In other words, if Plaintiff's argument is accepted, ALJs would be required to search the record for substantial evidence that supports the treating physician's opinion. If such evidence exists, no further evaluation would be needed, the legal criteria imposed by 20 C.F.R. § 404.1527(c) would be superfluous, and the ALJ would have no choice but to fully credit the treating source's opinion. ALJs, however, must perform a much more thoughtful weighing of a treating physician's opinions. See id.; see also Gayheart, 710 F.3d at 376.
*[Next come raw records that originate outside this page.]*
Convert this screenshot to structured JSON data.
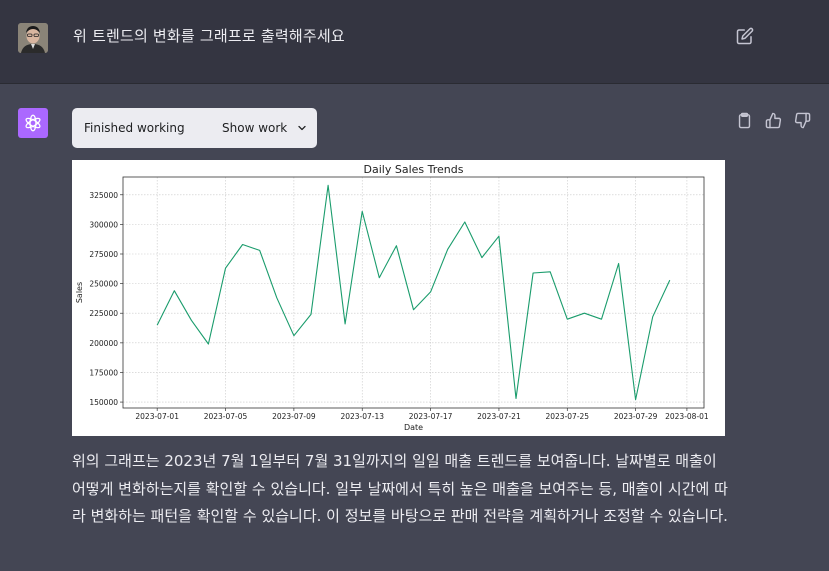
{
  "conversation": {
    "user_message": "위 트렌드의 변화를 그래프로 출력해주세요",
    "tool_status": "Finished working",
    "show_work_label": "Show work",
    "answer_text": "위의 그래프는 2023년 7월 1일부터 7월 31일까지의 일일 매출 트렌드를 보여줍니다. 날짜별로 매출이 어떻게 변화하는지를 확인할 수 있습니다. 일부 날짜에서 특히 높은 매출을 보여주는 등, 매출이 시간에 따라 변화하는 패턴을 확인할 수 있습니다. 이 정보를 바탕으로 판매 전략을 계획하거나 조정할 수 있습니다."
  },
  "icons": {
    "edit": "edit-icon",
    "copy": "clipboard-icon",
    "thumbs_up": "thumbs-up-icon",
    "thumbs_down": "thumbs-down-icon",
    "chevron": "chevron-down-icon",
    "assistant_logo": "openai-logo-icon"
  },
  "colors": {
    "line": "#1a9c6c",
    "assistant_logo_bg": "#ab68ff"
  },
  "chart_data": {
    "type": "line",
    "title": "Daily Sales Trends",
    "xlabel": "Date",
    "ylabel": "Sales",
    "x_tick_labels": [
      "2023-07-01",
      "2023-07-05",
      "2023-07-09",
      "2023-07-13",
      "2023-07-17",
      "2023-07-21",
      "2023-07-25",
      "2023-07-29",
      "2023-08-01"
    ],
    "y_tick_labels": [
      "150000",
      "175000",
      "200000",
      "225000",
      "250000",
      "275000",
      "300000",
      "325000"
    ],
    "ylim": [
      145000,
      340000
    ],
    "grid": true,
    "series": [
      {
        "x": [
          "2023-07-01",
          "2023-07-02",
          "2023-07-03",
          "2023-07-04",
          "2023-07-05",
          "2023-07-06",
          "2023-07-07",
          "2023-07-08",
          "2023-07-09",
          "2023-07-10",
          "2023-07-11",
          "2023-07-12",
          "2023-07-13",
          "2023-07-14",
          "2023-07-15",
          "2023-07-16",
          "2023-07-17",
          "2023-07-18",
          "2023-07-19",
          "2023-07-20",
          "2023-07-21",
          "2023-07-22",
          "2023-07-23",
          "2023-07-24",
          "2023-07-25",
          "2023-07-26",
          "2023-07-27",
          "2023-07-28",
          "2023-07-29",
          "2023-07-30",
          "2023-07-31"
        ],
        "values": [
          215000,
          244000,
          219000,
          199000,
          263000,
          283000,
          278000,
          238000,
          206000,
          224000,
          333000,
          216000,
          311000,
          255000,
          282000,
          228000,
          243000,
          279000,
          302000,
          272000,
          290000,
          153000,
          259000,
          260000,
          220000,
          225000,
          220000,
          267000,
          152000,
          222000,
          253000
        ]
      }
    ]
  }
}
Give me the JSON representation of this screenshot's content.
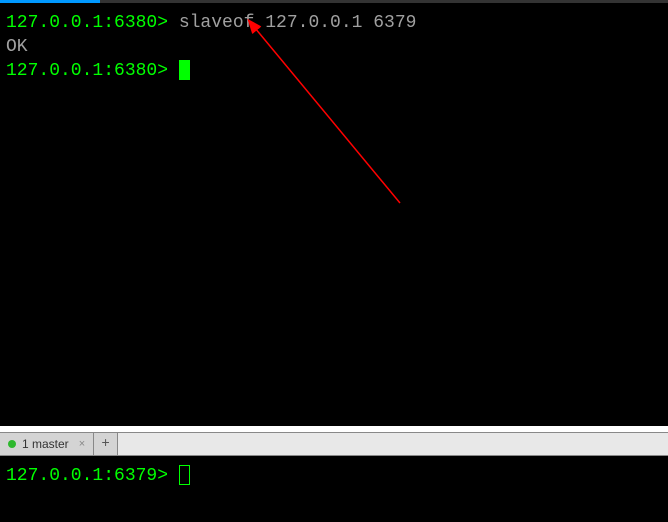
{
  "upper": {
    "lines": [
      {
        "prompt": "127.0.0.1:6380> ",
        "command": "slaveof 127.0.0.1 6379"
      },
      {
        "output": "OK"
      },
      {
        "prompt": "127.0.0.1:6380> ",
        "cursor": "filled"
      }
    ]
  },
  "tabs": {
    "items": [
      {
        "label": "1 master",
        "status": "connected"
      }
    ],
    "add_label": "+"
  },
  "lower": {
    "lines": [
      {
        "prompt": "127.0.0.1:6379> ",
        "cursor": "outline"
      }
    ]
  },
  "annotation": {
    "arrow_color": "#ff0000"
  }
}
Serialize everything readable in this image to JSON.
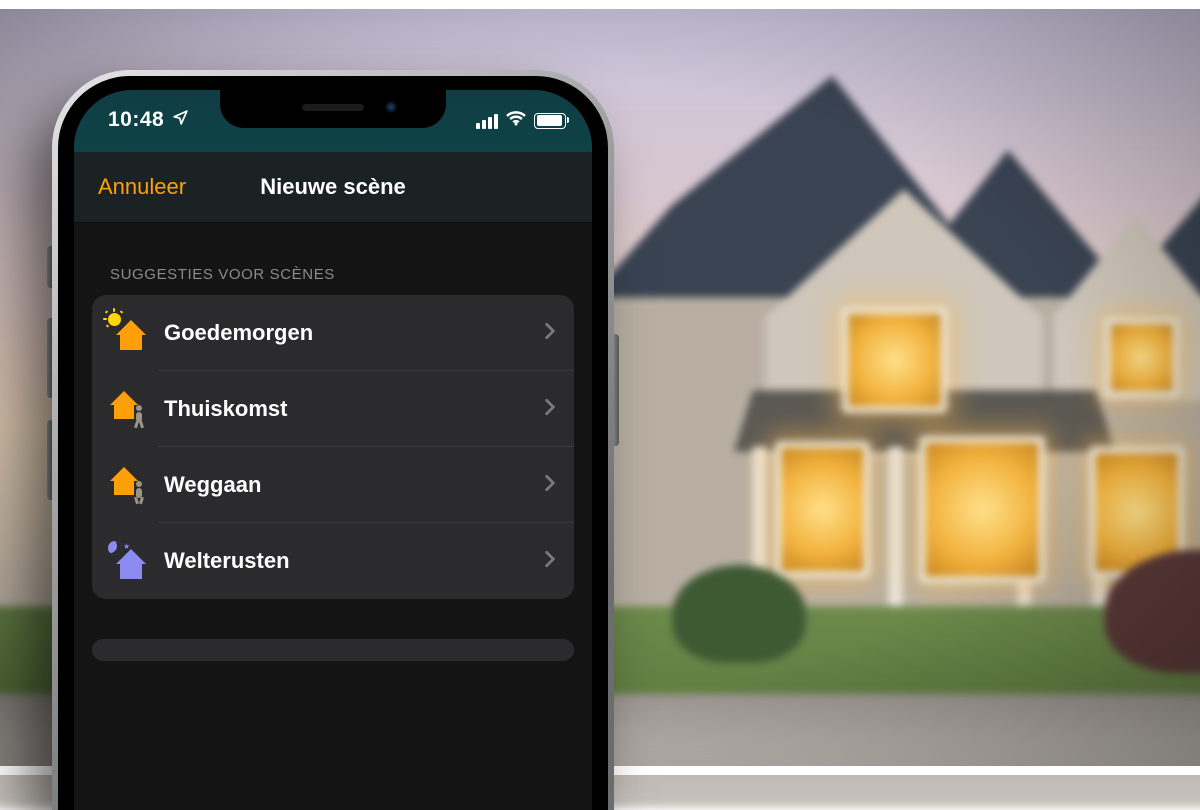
{
  "status": {
    "time": "10:48"
  },
  "nav": {
    "cancel": "Annuleer",
    "title": "Nieuwe scène"
  },
  "section": {
    "header": "SUGGESTIES VOOR SCÈNES"
  },
  "scenes": [
    {
      "label": "Goedemorgen",
      "icon": "sun-house"
    },
    {
      "label": "Thuiskomst",
      "icon": "house-arrive"
    },
    {
      "label": "Weggaan",
      "icon": "house-leave"
    },
    {
      "label": "Welterusten",
      "icon": "moon-house"
    }
  ],
  "colors": {
    "accent": "#ff9f0a",
    "nightIcon": "#8b8af0"
  }
}
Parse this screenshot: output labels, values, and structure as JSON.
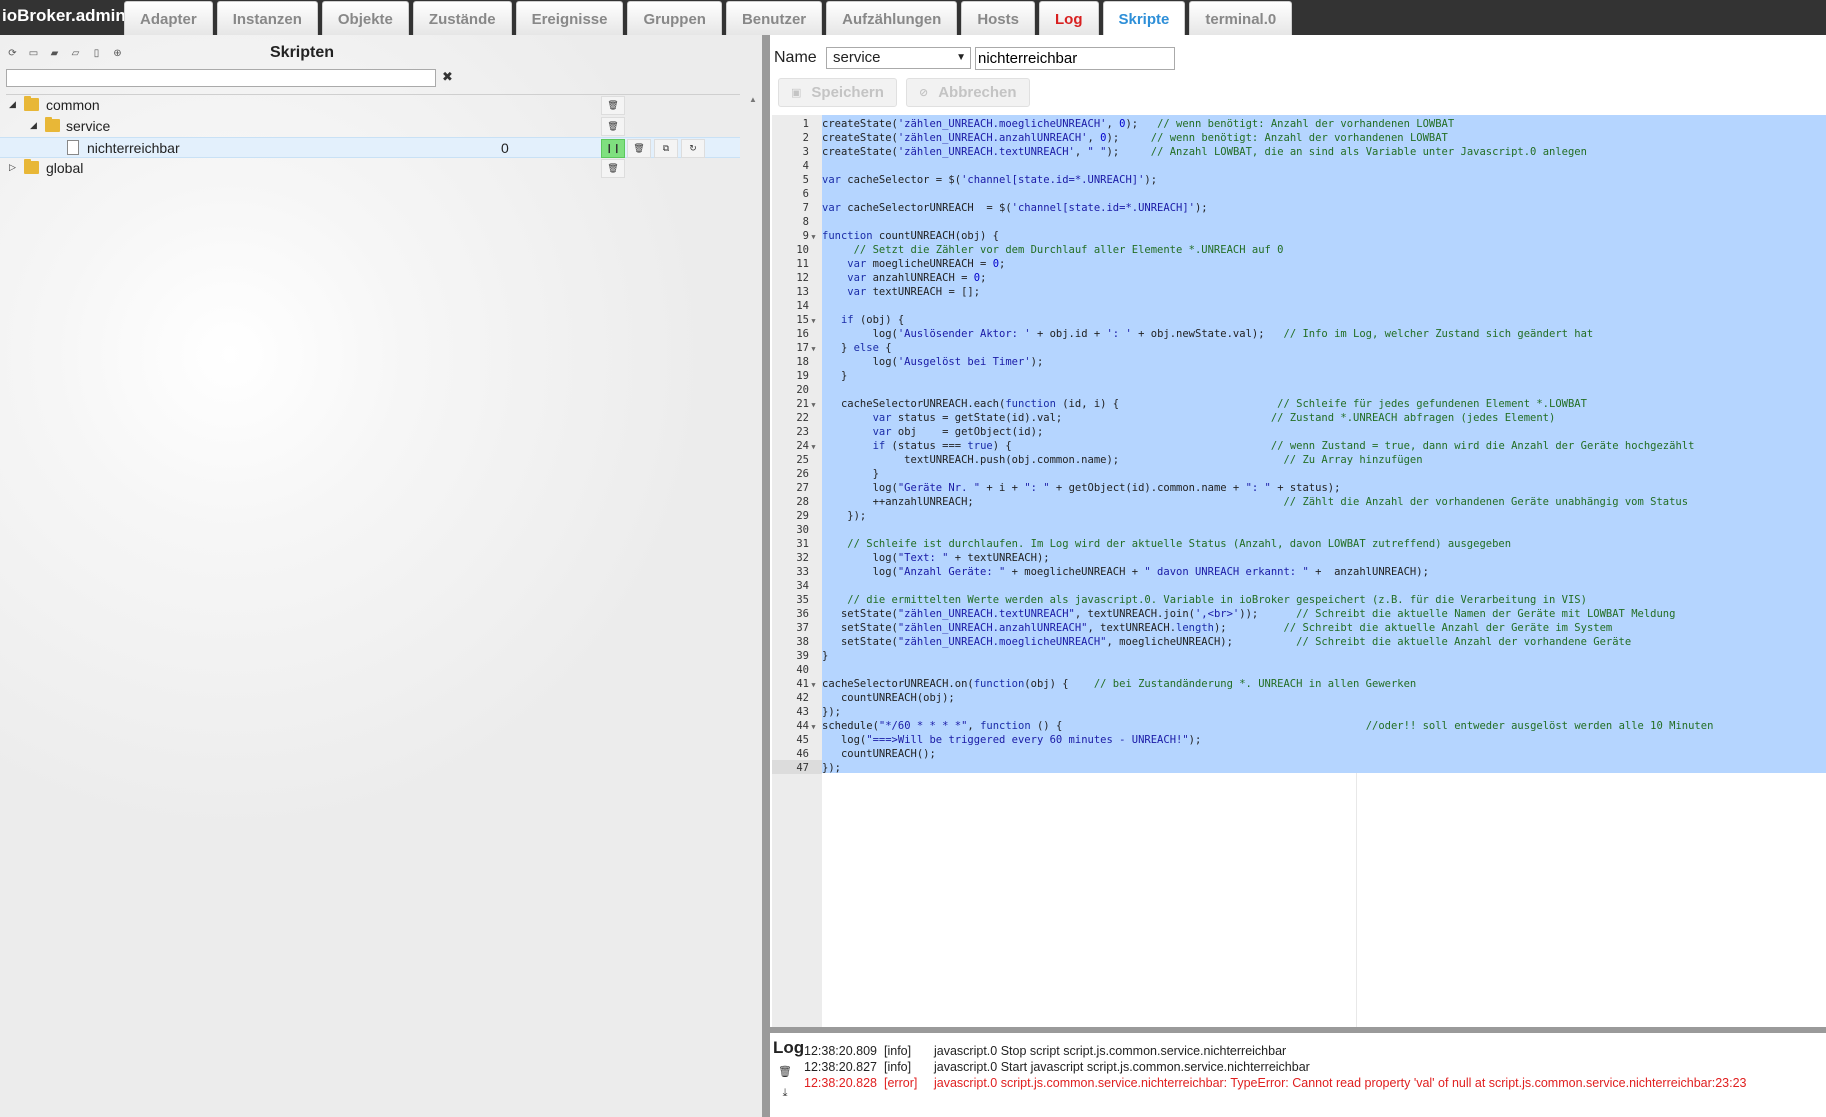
{
  "app": {
    "title": "ioBroker.admin"
  },
  "tabs": [
    {
      "label": "Adapter",
      "state": "normal"
    },
    {
      "label": "Instanzen",
      "state": "normal"
    },
    {
      "label": "Objekte",
      "state": "normal"
    },
    {
      "label": "Zustände",
      "state": "normal"
    },
    {
      "label": "Ereignisse",
      "state": "normal"
    },
    {
      "label": "Gruppen",
      "state": "normal"
    },
    {
      "label": "Benutzer",
      "state": "normal"
    },
    {
      "label": "Aufzählungen",
      "state": "normal"
    },
    {
      "label": "Hosts",
      "state": "normal"
    },
    {
      "label": "Log",
      "state": "log"
    },
    {
      "label": "Skripte",
      "state": "active"
    },
    {
      "label": "terminal.0",
      "state": "normal"
    }
  ],
  "scripts_panel": {
    "title": "Skripten",
    "filter": {
      "value": "",
      "placeholder": ""
    },
    "clear_glyph": "✖",
    "tree": {
      "common": {
        "label": "common"
      },
      "service": {
        "label": "service"
      },
      "script": {
        "label": "nichterreichbar",
        "count": "0"
      },
      "global": {
        "label": "global"
      }
    }
  },
  "editor_panel": {
    "name_label": "Name",
    "folder_select": "service",
    "name_value": "nichterreichbar",
    "save_label": "Speichern",
    "cancel_label": "Abbrechen"
  },
  "code_lines": [
    {
      "fold": false,
      "html": "createState(<span class=\"s\">'zählen_UNREACH.moeglicheUNREACH'</span>, <span class=\"n\">0</span>);   <span class=\"c\">// wenn benötigt: Anzahl der vorhandenen LOWBAT</span>"
    },
    {
      "fold": false,
      "html": "createState(<span class=\"s\">'zählen_UNREACH.anzahlUNREACH'</span>, <span class=\"n\">0</span>);     <span class=\"c\">// wenn benötigt: Anzahl der vorhandenen LOWBAT</span>"
    },
    {
      "fold": false,
      "html": "createState(<span class=\"s\">'zählen_UNREACH.textUNREACH'</span>, <span class=\"s\">\" \"</span>);     <span class=\"c\">// Anzahl LOWBAT, die an sind als Variable unter Javascript.0 anlegen</span>"
    },
    {
      "fold": false,
      "html": ""
    },
    {
      "fold": false,
      "html": "<span class=\"k\">var</span> cacheSelector = $(<span class=\"s\">'channel[state.id=*.UNREACH]'</span>);"
    },
    {
      "fold": false,
      "html": ""
    },
    {
      "fold": false,
      "html": "<span class=\"k\">var</span> cacheSelectorUNREACH  = $(<span class=\"s\">'channel[state.id=*.UNREACH]'</span>);"
    },
    {
      "fold": false,
      "html": ""
    },
    {
      "fold": true,
      "html": "<span class=\"k\">function</span> countUNREACH(obj) {"
    },
    {
      "fold": false,
      "html": "     <span class=\"c\">// Setzt die Zähler vor dem Durchlauf aller Elemente *.UNREACH auf 0</span>"
    },
    {
      "fold": false,
      "html": "    <span class=\"k\">var</span> moeglicheUNREACH = <span class=\"n\">0</span>;"
    },
    {
      "fold": false,
      "html": "    <span class=\"k\">var</span> anzahlUNREACH = <span class=\"n\">0</span>;"
    },
    {
      "fold": false,
      "html": "    <span class=\"k\">var</span> textUNREACH = [];"
    },
    {
      "fold": false,
      "html": ""
    },
    {
      "fold": true,
      "html": "   <span class=\"k\">if</span> (obj) {"
    },
    {
      "fold": false,
      "html": "        log(<span class=\"s\">'Auslösender Aktor: '</span> + obj.id + <span class=\"s\">': '</span> + obj.newState.val);   <span class=\"c\">// Info im Log, welcher Zustand sich geändert hat</span>"
    },
    {
      "fold": true,
      "html": "   } <span class=\"k\">else</span> {"
    },
    {
      "fold": false,
      "html": "        log(<span class=\"s\">'Ausgelöst bei Timer'</span>);"
    },
    {
      "fold": false,
      "html": "   }"
    },
    {
      "fold": false,
      "html": ""
    },
    {
      "fold": true,
      "html": "   cacheSelectorUNREACH.each(<span class=\"k\">function</span> (id, i) {                         <span class=\"c\">// Schleife für jedes gefundenen Element *.LOWBAT</span>"
    },
    {
      "fold": false,
      "html": "        <span class=\"k\">var</span> status = getState(id).val;                                 <span class=\"c\">// Zustand *.UNREACH abfragen (jedes Element)</span>"
    },
    {
      "fold": false,
      "html": "        <span class=\"k\">var</span> obj    = getObject(id);"
    },
    {
      "fold": true,
      "html": "        <span class=\"k\">if</span> (status === <span class=\"k\">true</span>) {                                         <span class=\"c\">// wenn Zustand = true, dann wird die Anzahl der Geräte hochgezählt</span>"
    },
    {
      "fold": false,
      "html": "             textUNREACH.push(obj.common.name);                          <span class=\"c\">// Zu Array hinzufügen</span>"
    },
    {
      "fold": false,
      "html": "        }"
    },
    {
      "fold": false,
      "html": "        log(<span class=\"s\">\"Geräte Nr. \"</span> + i + <span class=\"s\">\": \"</span> + getObject(id).common.name + <span class=\"s\">\": \"</span> + status);"
    },
    {
      "fold": false,
      "html": "        ++anzahlUNREACH;                                                 <span class=\"c\">// Zählt die Anzahl der vorhandenen Geräte unabhängig vom Status</span>"
    },
    {
      "fold": false,
      "html": "    });"
    },
    {
      "fold": false,
      "html": ""
    },
    {
      "fold": false,
      "html": "    <span class=\"c\">// Schleife ist durchlaufen. Im Log wird der aktuelle Status (Anzahl, davon LOWBAT zutreffend) ausgegeben</span>"
    },
    {
      "fold": false,
      "html": "        log(<span class=\"s\">\"Text: \"</span> + textUNREACH);"
    },
    {
      "fold": false,
      "html": "        log(<span class=\"s\">\"Anzahl Geräte: \"</span> + moeglicheUNREACH + <span class=\"s\">\" davon UNREACH erkannt: \"</span> +  anzahlUNREACH);"
    },
    {
      "fold": false,
      "html": ""
    },
    {
      "fold": false,
      "html": "    <span class=\"c\">// die ermittelten Werte werden als javascript.0. Variable in ioBroker gespeichert (z.B. für die Verarbeitung in VIS)</span>"
    },
    {
      "fold": false,
      "html": "   setState(<span class=\"s\">\"zählen_UNREACH.textUNREACH\"</span>, textUNREACH.join(<span class=\"s\">',&lt;br&gt;'</span>));      <span class=\"c\">// Schreibt die aktuelle Namen der Geräte mit LOWBAT Meldung</span>"
    },
    {
      "fold": false,
      "html": "   setState(<span class=\"s\">\"zählen_UNREACH.anzahlUNREACH\"</span>, textUNREACH.<span class=\"k\">length</span>);         <span class=\"c\">// Schreibt die aktuelle Anzahl der Geräte im System</span>"
    },
    {
      "fold": false,
      "html": "   setState(<span class=\"s\">\"zählen_UNREACH.moeglicheUNREACH\"</span>, moeglicheUNREACH);          <span class=\"c\">// Schreibt die aktuelle Anzahl der vorhandene Geräte</span>"
    },
    {
      "fold": false,
      "html": "}"
    },
    {
      "fold": false,
      "html": ""
    },
    {
      "fold": true,
      "html": "cacheSelectorUNREACH.on(<span class=\"k\">function</span>(obj) {    <span class=\"c\">// bei Zustandänderung *. UNREACH in allen Gewerken</span>"
    },
    {
      "fold": false,
      "html": "   countUNREACH(obj);"
    },
    {
      "fold": false,
      "html": "});"
    },
    {
      "fold": true,
      "html": "schedule(<span class=\"s\">\"*/60 * * * *\"</span>, <span class=\"k\">function</span> () {                                                <span class=\"c\">//oder!! soll entweder ausgelöst werden alle 10 Minuten</span>"
    },
    {
      "fold": false,
      "html": "   log(<span class=\"s\">\"===&gt;Will be triggered every 60 minutes - UNREACH!\"</span>);"
    },
    {
      "fold": false,
      "html": "   countUNREACH();"
    },
    {
      "fold": false,
      "html": "});"
    }
  ],
  "log": {
    "title": "Log",
    "lines": [
      {
        "time": "12:38:20.809",
        "level": "[info]",
        "message": "javascript.0 Stop script script.js.common.service.nichterreichbar",
        "error": false
      },
      {
        "time": "12:38:20.827",
        "level": "[info]",
        "message": "javascript.0 Start javascript script.js.common.service.nichterreichbar",
        "error": false
      },
      {
        "time": "12:38:20.828",
        "level": "[error]",
        "message": "javascript.0 script.js.common.service.nichterreichbar: TypeError: Cannot read property 'val' of null at script.js.common.service.nichterreichbar:23:23",
        "error": true
      }
    ]
  },
  "colors": {
    "accent": "#2e8fd8",
    "log_tab": "#d82020",
    "selection": "#b5d5ff",
    "error": "#e02020"
  }
}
Plaintiff also appears to object to the ALJ's reliance on opinions from state agency doctors, who found that she had moderate limitations on her ability to perform her daily activities, maintain social functioning, and maintain concentration, persistence, or pace. See Doc. #6, PageID #2399 (citing PageID #s 58-61). But "the ALJ's decision to accord greater weight to state agency physicians over [Plaintiff]'s treating sources was not, by itself, reversible error." Blakely v. Comm'r of Soc. Sec., 581 F.3d 399, 409 (6th Cir. 2009). Perhaps more significantly, the ALJ did not simply reject Dr. Lunderman's opinions in favor of the state-agency doctors or apply more scrutiny to Dr. Lunderman's opinions. The ALJ provided a detailed explanation for why he did not credit Dr. Lunderman's opinions, and reasonably found that the opinions from the state agency doctors were consistent with and supported by the evidence.

Accordingly, for the above reasons, Plaintiff's Statement of Errors lacks merit.

IT IS THEREFORE ORDERED THAT:

1. The Commissioner's non-disability decision on August 18, 2016 is affirmed, and 2. The case is terminated on the Court's docket.

FootNotes


1. Further citations to social security regulations will identify the pertinent Disability Insurance Benefits regulation with full knowledge of the corresponding Supplemental Security Income regulation.